In a 1991 review of the film, Rosencrantz And Guildenstern Are Dead, Roger Ebert speculates that Ros and Guild works better as a play than as a film. 

"The theatrical experience of "Rosencrantz and Guildenstern," which I saw in London during its first run in the 1960s, was an intellectual tennis game between playwright and audience, with Shakespeare's original text as the net. There was an audacity and freedom to the way Stoppard's characters lurked in the wings of Shakespeare's most perplexing tragedy, missing the point and inflating their own importance - they were the ants, without the rubber tree plant. The tension between what was center stage and what was offstage was the subject of the entire evening.

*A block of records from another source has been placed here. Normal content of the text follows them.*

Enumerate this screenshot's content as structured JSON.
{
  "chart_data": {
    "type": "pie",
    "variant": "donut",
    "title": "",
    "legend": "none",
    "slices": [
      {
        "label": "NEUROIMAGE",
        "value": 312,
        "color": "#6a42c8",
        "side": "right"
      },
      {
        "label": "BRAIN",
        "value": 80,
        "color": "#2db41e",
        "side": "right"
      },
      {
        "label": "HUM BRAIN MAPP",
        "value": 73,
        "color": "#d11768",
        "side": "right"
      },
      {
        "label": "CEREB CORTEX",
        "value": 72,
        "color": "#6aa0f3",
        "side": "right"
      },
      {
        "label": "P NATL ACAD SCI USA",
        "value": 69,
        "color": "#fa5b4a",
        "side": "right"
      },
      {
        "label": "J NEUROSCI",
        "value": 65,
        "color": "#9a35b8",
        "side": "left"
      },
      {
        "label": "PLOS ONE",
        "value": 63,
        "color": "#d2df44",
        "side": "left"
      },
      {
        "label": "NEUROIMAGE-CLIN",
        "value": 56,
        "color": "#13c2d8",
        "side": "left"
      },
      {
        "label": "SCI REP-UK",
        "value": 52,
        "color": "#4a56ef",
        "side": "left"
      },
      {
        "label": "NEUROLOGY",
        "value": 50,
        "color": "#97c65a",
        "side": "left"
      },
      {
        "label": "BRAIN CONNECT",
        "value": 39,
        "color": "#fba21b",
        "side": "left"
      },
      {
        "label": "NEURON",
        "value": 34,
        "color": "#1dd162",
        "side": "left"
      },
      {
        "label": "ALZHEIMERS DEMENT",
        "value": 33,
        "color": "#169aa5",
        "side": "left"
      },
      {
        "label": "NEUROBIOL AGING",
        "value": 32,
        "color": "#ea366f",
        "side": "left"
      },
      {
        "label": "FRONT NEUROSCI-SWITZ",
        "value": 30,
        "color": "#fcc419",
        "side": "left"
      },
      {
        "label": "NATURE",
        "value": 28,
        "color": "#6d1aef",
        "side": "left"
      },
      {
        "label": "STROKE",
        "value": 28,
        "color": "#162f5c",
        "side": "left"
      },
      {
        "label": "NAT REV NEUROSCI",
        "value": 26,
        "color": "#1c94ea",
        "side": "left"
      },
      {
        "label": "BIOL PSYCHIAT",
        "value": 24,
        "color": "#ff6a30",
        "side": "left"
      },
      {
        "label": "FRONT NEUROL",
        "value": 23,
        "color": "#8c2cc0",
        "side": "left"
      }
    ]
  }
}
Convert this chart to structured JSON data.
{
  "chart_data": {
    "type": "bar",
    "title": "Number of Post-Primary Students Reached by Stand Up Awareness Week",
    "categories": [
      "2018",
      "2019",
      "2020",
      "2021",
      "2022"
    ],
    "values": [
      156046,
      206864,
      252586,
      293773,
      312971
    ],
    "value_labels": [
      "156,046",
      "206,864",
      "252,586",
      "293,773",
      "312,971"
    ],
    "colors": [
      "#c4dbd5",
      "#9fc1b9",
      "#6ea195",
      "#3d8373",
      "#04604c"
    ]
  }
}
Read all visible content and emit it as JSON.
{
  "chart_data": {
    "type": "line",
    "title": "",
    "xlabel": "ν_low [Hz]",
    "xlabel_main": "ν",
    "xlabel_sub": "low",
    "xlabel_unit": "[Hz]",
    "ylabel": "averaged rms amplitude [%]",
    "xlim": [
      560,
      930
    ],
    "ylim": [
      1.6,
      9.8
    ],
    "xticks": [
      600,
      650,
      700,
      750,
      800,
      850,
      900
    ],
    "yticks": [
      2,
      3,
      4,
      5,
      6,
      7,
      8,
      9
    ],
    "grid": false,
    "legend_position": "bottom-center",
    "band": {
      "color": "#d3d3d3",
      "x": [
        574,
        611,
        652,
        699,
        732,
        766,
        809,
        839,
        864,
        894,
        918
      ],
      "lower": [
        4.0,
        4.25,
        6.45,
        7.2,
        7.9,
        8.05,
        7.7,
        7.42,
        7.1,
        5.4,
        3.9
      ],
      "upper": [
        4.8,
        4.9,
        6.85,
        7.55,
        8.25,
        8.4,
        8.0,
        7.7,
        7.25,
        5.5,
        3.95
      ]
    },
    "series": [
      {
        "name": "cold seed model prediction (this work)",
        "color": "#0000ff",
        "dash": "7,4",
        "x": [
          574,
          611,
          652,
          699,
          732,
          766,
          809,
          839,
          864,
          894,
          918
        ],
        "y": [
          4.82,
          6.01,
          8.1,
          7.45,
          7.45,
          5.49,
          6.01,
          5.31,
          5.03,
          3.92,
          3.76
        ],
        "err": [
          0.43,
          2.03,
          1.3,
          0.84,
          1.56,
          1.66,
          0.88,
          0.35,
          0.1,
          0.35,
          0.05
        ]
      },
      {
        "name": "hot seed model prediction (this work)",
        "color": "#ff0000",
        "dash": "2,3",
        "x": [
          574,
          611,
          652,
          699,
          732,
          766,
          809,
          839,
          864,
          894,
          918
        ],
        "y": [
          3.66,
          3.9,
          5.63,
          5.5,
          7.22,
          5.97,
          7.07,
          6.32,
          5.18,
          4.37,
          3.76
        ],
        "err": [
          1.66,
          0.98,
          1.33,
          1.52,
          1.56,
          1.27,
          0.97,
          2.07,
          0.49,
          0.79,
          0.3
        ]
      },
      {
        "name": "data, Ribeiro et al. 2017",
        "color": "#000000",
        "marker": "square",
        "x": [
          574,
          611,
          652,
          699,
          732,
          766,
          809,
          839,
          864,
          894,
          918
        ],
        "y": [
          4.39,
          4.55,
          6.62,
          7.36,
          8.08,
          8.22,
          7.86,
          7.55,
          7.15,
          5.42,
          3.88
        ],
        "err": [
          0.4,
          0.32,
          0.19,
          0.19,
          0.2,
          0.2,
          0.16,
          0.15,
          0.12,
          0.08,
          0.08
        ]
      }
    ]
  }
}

There is no offstage in the movies. The camera is a literal instrument that photographs precisely what is placed before it, and has trained us to believe that what we are looking at is what we should be looking at. Any medium that can make a star out of Mark Harmon can make heroes of Rosencrantz and Guildenstern. As for Hamlet and his uncle, and Gertrude, Ophelia, Polonius, Laertes - if they're so important, where are they? If Rosencrantz and Guildenstern were interesting characters on their own, this movie might yet survive its medium. But they are not. They are nonentities, and so intended. The most memorable performance in "Rosencrantz and Guildenstern" is the one by Richard Dreyfuss, as the leading player of the visiting troupe, and he becomes memorable in the time-honored way, by stealing his scenes."